There are a host of ways to support your staff and ease workplace stress:

  • Create a supportive environment. Conduct regular discussions with your staff collectively and individually. Ask how they are doing with their work and personally. Ask if there is anything you can do to help or what challenges they are facing. Promote collaboration among co-workers when possible.
  • Distribute work demands evenly among the group. Help employees prioritize their workload and clearly communicate which tasks can wait. Probe staff for ideas on work processes that can be implemented, improved or eliminated. Acknowledge employees who consistently exceed expectations and find ways to recognize their work.
  • Clearly communicate performance expectations so employees can accurately assess their efficacy.
  • Normalize self-care. Share your stress management techniques and rituals with your team. Reach out to HR for support. They can provide literature on mental health services offered under the group health plan or through an employee assistance program. Make those resources readily available to your staff.
  • Encourage employees to take regular breaks and lunches.

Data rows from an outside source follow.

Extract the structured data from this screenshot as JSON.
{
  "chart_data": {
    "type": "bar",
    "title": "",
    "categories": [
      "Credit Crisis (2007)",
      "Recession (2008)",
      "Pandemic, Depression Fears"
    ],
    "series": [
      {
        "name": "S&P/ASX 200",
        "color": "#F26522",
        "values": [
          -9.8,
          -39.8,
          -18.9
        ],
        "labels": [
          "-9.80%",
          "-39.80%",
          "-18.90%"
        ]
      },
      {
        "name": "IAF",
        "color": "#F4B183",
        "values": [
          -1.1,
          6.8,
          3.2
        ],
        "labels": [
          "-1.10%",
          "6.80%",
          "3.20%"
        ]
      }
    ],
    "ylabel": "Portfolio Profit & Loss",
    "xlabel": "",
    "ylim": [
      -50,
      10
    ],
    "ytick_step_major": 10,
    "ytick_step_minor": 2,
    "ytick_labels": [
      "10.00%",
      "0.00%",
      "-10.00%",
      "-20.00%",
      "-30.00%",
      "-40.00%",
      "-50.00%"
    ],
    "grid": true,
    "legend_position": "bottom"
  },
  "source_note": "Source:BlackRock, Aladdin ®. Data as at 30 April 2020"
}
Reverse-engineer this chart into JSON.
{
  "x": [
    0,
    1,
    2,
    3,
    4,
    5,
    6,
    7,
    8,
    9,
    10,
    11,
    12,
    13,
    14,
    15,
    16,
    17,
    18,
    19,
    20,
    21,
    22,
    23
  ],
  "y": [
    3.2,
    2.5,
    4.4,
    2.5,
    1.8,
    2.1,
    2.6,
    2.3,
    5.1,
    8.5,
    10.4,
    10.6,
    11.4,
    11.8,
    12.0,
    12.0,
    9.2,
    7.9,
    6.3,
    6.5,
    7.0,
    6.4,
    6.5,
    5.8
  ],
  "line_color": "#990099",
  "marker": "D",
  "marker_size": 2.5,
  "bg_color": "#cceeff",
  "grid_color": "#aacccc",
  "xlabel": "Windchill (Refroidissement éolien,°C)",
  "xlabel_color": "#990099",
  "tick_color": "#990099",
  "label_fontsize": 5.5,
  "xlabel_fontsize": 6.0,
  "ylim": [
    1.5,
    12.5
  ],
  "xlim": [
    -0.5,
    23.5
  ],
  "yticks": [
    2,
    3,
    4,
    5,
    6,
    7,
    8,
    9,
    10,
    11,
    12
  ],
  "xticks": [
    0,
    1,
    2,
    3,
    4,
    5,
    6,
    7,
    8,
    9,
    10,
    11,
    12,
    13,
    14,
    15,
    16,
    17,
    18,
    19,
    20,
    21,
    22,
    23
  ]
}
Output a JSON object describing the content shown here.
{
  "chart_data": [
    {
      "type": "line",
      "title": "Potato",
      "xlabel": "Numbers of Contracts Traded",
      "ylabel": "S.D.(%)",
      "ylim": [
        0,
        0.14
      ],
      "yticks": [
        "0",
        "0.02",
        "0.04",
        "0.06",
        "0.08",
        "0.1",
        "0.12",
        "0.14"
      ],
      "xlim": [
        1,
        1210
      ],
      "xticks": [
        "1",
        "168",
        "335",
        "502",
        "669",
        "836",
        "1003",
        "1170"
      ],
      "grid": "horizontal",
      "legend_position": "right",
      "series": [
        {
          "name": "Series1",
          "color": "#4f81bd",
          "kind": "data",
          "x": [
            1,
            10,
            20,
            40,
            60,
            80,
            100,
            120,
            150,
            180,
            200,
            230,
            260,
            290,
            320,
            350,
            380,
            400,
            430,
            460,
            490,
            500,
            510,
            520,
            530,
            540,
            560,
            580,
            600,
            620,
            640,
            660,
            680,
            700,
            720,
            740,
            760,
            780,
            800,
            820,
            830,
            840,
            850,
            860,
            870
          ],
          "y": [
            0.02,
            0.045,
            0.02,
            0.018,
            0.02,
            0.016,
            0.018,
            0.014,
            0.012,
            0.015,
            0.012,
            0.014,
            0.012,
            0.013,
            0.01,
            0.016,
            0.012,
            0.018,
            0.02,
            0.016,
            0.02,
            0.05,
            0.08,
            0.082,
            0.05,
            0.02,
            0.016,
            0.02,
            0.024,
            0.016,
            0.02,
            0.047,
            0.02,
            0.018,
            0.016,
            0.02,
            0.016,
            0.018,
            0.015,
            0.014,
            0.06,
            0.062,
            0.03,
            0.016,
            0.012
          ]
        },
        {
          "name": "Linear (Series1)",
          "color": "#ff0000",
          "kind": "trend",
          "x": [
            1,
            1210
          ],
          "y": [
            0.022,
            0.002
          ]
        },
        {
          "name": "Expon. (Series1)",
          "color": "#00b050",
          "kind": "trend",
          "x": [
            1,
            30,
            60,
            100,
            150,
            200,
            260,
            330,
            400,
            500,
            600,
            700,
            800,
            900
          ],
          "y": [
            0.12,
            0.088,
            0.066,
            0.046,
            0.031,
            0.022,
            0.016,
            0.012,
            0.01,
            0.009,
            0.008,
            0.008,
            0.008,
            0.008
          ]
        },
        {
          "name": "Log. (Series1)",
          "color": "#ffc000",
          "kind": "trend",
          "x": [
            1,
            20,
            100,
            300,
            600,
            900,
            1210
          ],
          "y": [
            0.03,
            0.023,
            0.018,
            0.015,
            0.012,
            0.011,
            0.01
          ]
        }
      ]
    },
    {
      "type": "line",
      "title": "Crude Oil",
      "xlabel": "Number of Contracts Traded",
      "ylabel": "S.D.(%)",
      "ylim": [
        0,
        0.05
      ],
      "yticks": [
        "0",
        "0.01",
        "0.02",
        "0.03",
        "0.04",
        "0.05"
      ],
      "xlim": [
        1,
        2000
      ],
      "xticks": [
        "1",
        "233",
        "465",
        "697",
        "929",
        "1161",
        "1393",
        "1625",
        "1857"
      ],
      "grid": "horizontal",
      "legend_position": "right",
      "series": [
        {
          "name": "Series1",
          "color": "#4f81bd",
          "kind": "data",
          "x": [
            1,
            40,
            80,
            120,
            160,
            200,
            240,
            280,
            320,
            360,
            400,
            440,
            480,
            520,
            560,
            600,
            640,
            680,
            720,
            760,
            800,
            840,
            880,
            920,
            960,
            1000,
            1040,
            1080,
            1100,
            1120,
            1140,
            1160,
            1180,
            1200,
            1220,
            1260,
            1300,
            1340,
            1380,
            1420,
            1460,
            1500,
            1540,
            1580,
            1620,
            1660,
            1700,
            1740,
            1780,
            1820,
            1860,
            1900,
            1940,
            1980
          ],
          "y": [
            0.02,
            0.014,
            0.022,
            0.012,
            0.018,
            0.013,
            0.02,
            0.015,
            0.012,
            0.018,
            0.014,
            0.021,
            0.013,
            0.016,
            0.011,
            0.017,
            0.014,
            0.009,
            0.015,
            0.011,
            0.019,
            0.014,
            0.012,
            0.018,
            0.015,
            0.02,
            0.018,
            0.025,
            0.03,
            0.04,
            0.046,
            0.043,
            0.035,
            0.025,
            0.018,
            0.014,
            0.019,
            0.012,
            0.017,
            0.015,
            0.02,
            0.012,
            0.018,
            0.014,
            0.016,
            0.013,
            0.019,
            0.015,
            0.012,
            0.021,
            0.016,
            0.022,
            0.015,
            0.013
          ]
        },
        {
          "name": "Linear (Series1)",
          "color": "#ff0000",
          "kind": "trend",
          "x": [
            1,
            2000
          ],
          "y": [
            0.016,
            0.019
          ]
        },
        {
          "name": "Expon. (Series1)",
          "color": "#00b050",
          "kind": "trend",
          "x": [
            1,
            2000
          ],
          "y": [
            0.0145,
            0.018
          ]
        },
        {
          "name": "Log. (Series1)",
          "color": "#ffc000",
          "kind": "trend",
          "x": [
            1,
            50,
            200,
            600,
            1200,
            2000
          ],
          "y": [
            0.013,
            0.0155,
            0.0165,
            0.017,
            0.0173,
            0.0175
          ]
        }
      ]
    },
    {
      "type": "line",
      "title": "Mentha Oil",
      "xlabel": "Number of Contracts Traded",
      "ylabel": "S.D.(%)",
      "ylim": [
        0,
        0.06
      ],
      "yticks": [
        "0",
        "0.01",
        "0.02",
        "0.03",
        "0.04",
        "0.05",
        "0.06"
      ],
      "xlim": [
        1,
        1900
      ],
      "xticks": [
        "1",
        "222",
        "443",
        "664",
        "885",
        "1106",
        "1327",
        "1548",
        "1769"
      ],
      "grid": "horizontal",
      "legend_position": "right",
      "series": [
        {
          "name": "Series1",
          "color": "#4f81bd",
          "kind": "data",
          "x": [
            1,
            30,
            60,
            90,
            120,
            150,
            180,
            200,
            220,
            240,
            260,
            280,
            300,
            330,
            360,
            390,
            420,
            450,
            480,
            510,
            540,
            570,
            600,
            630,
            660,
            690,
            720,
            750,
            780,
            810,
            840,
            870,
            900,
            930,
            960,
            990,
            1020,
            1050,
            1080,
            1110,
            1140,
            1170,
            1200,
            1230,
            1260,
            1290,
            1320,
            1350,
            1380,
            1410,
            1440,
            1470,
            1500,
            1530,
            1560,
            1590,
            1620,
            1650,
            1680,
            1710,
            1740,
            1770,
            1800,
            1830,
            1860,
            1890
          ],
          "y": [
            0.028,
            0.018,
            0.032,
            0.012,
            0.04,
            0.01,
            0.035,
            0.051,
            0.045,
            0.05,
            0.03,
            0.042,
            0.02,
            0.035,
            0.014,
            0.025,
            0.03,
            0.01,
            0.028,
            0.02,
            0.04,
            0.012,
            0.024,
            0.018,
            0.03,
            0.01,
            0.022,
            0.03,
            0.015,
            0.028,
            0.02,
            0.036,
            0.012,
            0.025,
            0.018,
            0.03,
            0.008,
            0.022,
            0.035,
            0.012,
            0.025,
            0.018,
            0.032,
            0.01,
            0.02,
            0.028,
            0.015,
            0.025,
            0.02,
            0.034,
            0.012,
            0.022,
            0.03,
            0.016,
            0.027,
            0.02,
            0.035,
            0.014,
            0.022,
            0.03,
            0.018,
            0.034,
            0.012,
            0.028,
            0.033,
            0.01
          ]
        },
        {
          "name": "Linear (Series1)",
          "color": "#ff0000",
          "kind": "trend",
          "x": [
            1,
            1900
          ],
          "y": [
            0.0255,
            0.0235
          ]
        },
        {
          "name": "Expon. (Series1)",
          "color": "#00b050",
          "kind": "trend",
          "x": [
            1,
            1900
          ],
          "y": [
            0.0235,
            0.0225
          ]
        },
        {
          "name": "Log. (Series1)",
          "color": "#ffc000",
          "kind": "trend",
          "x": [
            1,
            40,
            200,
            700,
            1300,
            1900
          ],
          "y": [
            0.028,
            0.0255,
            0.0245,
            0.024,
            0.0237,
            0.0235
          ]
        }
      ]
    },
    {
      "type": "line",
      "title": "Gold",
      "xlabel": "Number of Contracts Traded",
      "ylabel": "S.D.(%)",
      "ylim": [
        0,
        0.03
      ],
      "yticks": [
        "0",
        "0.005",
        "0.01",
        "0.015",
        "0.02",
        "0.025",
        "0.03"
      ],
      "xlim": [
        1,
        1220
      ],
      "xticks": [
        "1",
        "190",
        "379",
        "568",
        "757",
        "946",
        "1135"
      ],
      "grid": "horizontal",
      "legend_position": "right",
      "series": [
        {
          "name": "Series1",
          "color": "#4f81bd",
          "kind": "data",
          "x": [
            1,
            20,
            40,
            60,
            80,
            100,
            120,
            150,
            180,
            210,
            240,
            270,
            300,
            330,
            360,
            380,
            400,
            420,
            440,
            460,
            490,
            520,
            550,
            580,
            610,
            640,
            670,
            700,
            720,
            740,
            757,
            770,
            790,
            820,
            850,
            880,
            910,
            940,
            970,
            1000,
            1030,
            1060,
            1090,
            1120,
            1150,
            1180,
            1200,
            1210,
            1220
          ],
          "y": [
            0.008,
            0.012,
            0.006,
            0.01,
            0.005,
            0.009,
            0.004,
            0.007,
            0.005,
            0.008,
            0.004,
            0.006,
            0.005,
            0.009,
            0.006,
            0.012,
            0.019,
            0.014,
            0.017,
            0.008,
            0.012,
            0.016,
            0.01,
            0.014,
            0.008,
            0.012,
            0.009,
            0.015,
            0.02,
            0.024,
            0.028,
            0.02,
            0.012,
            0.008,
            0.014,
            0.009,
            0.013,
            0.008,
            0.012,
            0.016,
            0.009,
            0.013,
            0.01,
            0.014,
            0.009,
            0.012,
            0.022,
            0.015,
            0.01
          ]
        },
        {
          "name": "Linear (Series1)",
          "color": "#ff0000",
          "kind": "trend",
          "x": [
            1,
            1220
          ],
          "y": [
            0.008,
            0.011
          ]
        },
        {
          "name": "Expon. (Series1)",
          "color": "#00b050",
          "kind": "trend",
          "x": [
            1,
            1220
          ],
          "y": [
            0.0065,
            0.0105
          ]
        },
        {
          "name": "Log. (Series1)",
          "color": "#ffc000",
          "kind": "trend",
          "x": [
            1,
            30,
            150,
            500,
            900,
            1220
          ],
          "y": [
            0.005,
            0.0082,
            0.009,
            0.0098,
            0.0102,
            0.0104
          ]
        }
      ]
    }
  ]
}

  • Be positive and inspiring daily. Regularly encourage teamwork and acknowledge when workers demonstrate teamwork.

While stress and burnout cannot be completely eliminated, these steps can help relieve the symptoms and address many of the root causes. I would argue that some stress is actually good when it drives us to improve performance and rethink how we work. However, when we ignore stress and don't heed the warning signs, it can lead to burnout. I hope some of these ideas will help solve your challenges and bring out the best in your workers!